The i
before the c
The i
after the c
ici
here here
And so for day 41
24.01.2007
The i
before the c
The i
after the c
ici
here here
And so for day 41
24.01.2007
waste knot loose ends
And so for day 40
23.01.2007
The pages of Kathy Acker’s Pussycat Fever have borders designed by Freddie Baer. They complement well the themes of repetition and out of the edge of awareness behaviour to be found in the prose. As the narrator says “I do whatever I have to do whether or not I have any idea how to do it.” and pages later, similar border similar sentiment: “In a moment or two, I saw that it was a young girl, my age. I ran down to her as if I were was running down to myself.”
And so for day 39
22.01.2007
Brigid Brophy writing in a forward to a book offers the image of reading Baudelaire’s Poems in Prose as being akin to “picking through a box of marvellous but unstrung beads.” The tempting rattle of marbles secures the tragedy of recitation for the
The images in By Grand Central Station are individually beautiful but beautiful also in the order in which they are strung.

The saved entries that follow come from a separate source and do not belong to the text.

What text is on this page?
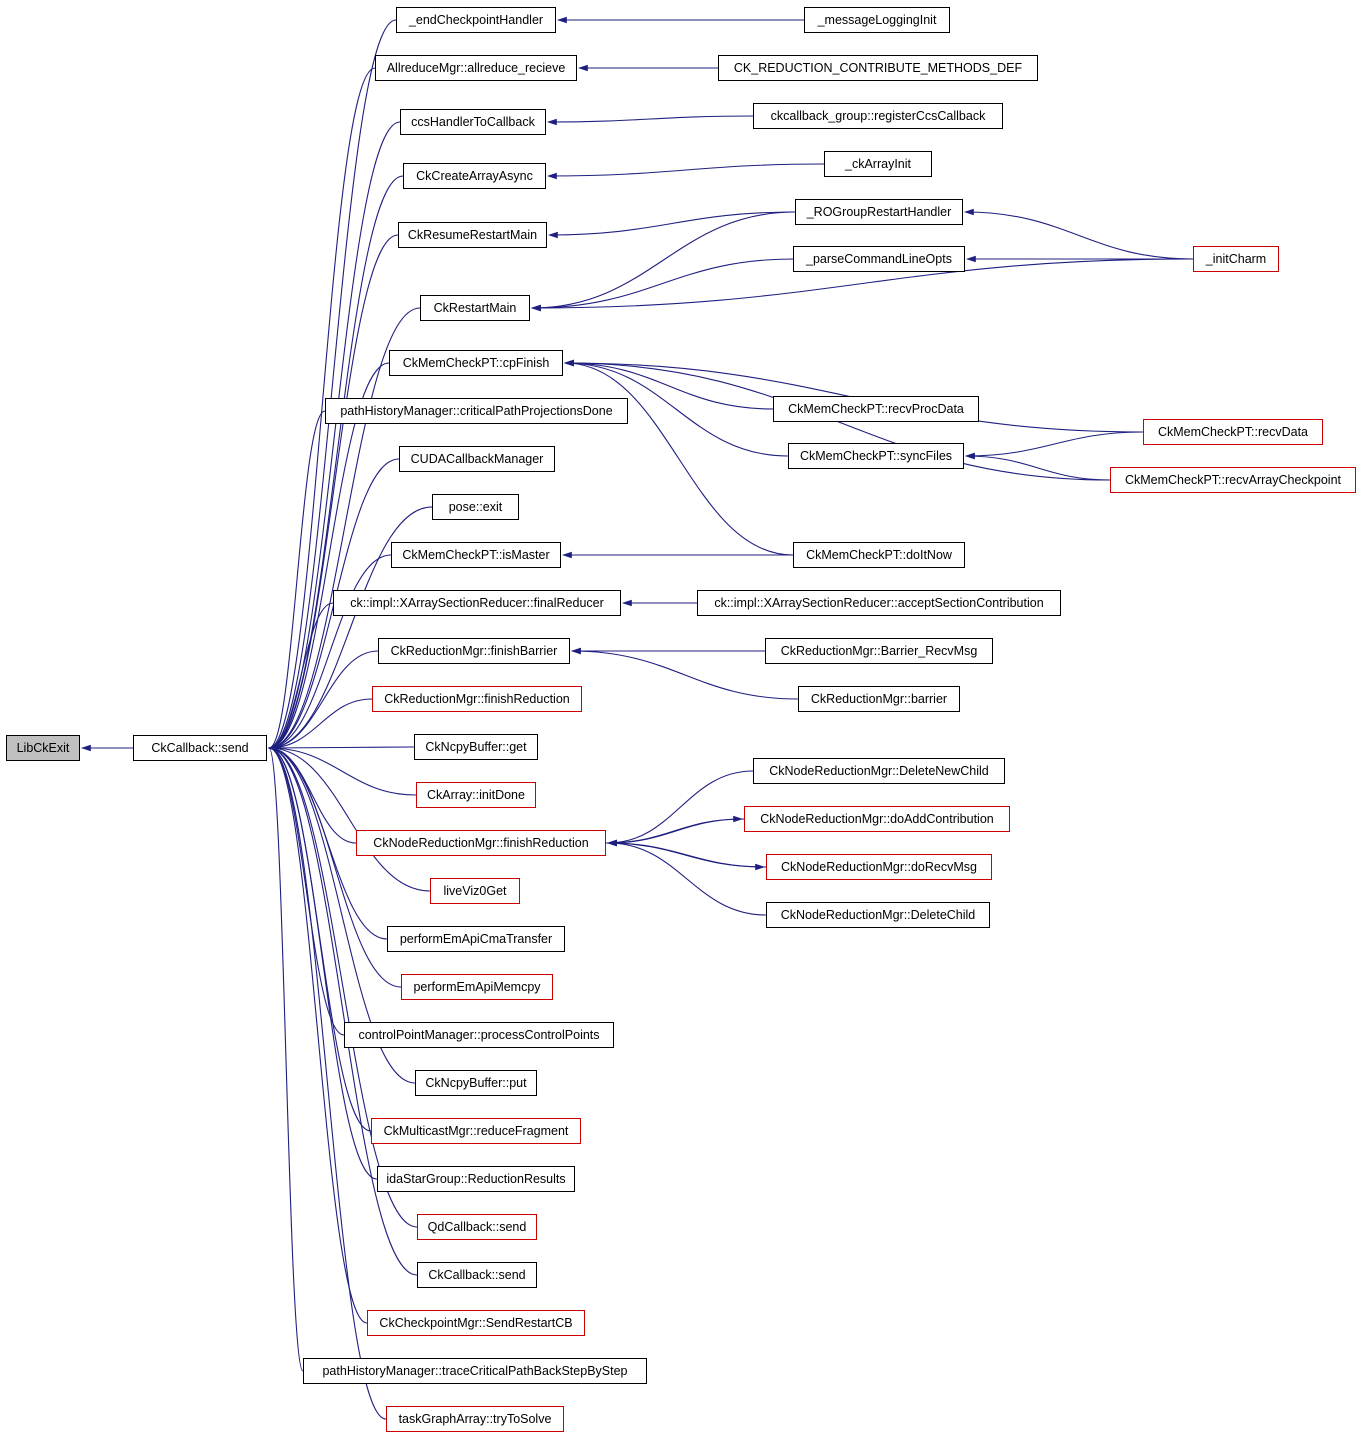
LibCkExit	CkCallback::send
_endCheckpointHandler	_messageLoggingInit
AllreduceMgr::allreduce_recieve	CK_REDUCTION_CONTRIBUTE_METHODS_DEF
ccsHandlerToCallback	ckcallback_group::registerCcsCallback
CkCreateArrayAsync
_ckArrayInit
CkResumeRestartMain
_ROGroupRestartHandler
_parseCommandLineOpts	_initCharm
CkRestartMain
CkMemCheckPT::cpFinish
CkMemCheckPT::recvProcData
CkMemCheckPT::recvData
CkMemCheckPT::syncFiles
CkMemCheckPT::recvArrayCheckpoint
pathHistoryManager::criticalPathProjectionsDone
CUDACallbackManager
pose::exit
CkMemCheckPT::isMaster	CkMemCheckPT::doItNow
ck::impl::XArraySectionReducer::finalReducer	ck::impl::XArraySectionReducer::acceptSectionContribution
CkReductionMgr::finishBarrier	CkReductionMgr::Barrier_RecvMsg
CkReductionMgr::barrier
CkReductionMgr::finishReduction
CkNcpyBuffer::get
CkArray::initDone
CkNodeReductionMgr::finishReduction
CkNodeReductionMgr::DeleteNewChild
CkNodeReductionMgr::doAddContribution
CkNodeReductionMgr::doRecvMsg
CkNodeReductionMgr::DeleteChild
liveViz0Get
performEmApiCmaTransfer
performEmApiMemcpy
controlPointManager::processControlPoints
CkNcpyBuffer::put
CkMulticastMgr::reduceFragment
idaStarGroup::ReductionResults
QdCallback::send
CkCallback::send
CkCheckpointMgr::SendRestartCB
pathHistoryManager::traceCriticalPathBackStepByStep
taskGraphArray::tryToSolve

And so comes this devotional note
Reading the book is like saying a tragic, pagan, erotic rosary.
and the assertion
The entire book is a wound. Even when its rhythm expresses the throb of pleasure, the pleasure is so ardent that it lays waste the personality which experiences it.
And so with potent magic invoked, I turn to the intensity of the intervals in the garland-like layout of the cover illustration by Janet Woolley and return again to the dispersing power of projections, the power to disperse both the depicted personality and the person reading aloud the text of that personality’s experiences. The cover art suspends just as the reading does.
A rosary being said is meeting place that suspends prayer in breath. Of the many pleasures, catharsis is one that like the slipping of beads along a path releases self and self and self no matter how often is experienced the laying waste.
Path is to string as bead is to step. Rhythm is to beat as experience is to experience.
And so for day 38
21.01.2007
Brigid Brophy writes in a forward to a book:
Reading the book is like saying a tragic, pagan, erotic rosary.
Reading comes to voice via a garland. A long way from blossoms to beads.
The images in By Grand Central Station are individually beautiful but beautiful also in the order in which they are strung.
And prior to this was the image of reading Baudelaire’s Poems in Prose as being akin to “picking through a box of marvellous but unstrung beads.”
The tempting rattle of marbles secures the tragedy of recitation.
And so for day 37
20.01.2007
Lightbulbs are intelligent signs of lie. Heat & lumens illuminate. McLuhan equated them with information. Failed to distinguish bulb from the turned on filament.
And so for day 36
19.01.2007
Sidewalks dotted with the remains of chewed gum. Gum not swallowed out of ignorance of the benefits of soluble fibre. The wicked wad deserves ingestion.
And so for day 35
18.01.2007
It is not a gardening manual. Still when I read it I have images of carnations sticking out of a rifle barrel.
Every Communist must grasp the truth, “Political power grows out of the barrel of a gun.”
Some power grows from there but not all.
The growth and replenishment rate of power sources is another factor to consider in mapping strategy.
And so for day 34
17.01.2007
Robert Duncan meets bp Nichol
low dawn high moon
load on off load
low down up lift
And so for day 33
16.01.2007
In Unix-land it is invoked by “ln” for link making. In i-Apple land under Classic it is Propeller + M and under OSX it is Propeller + L, both for “make alias”. In Microsoft land, you can invoke it under Windows by Alt+F, followed by the letter _S_ [or mouse click File for the menu] for “Create Shortcut”. There is no equivalent under DOS.
The one land is run on an ethos of sharing. The environment is one of multiple users.
The next land is infused by an ethos of friendliness. The environment is characterized by efficient use of resources: everything in its place and a place for everything and easy to cross-reference.
The other next land can be characterized by an ethos of being file-centred just as the word processing software it championed is page-centric and not document centred. There is great simplicity in being file-centred.
I like to think that in social terms, each contributed to the emergence of the conditions for widespread acceptance of the World Wide Web. Consider permission setting; recall Hypercard; and ponder the salience of page and file centric focus. All about container control. And container control is about boundary crossing, about a longing for extensions of community, and a belief that the personal is not always the solitary.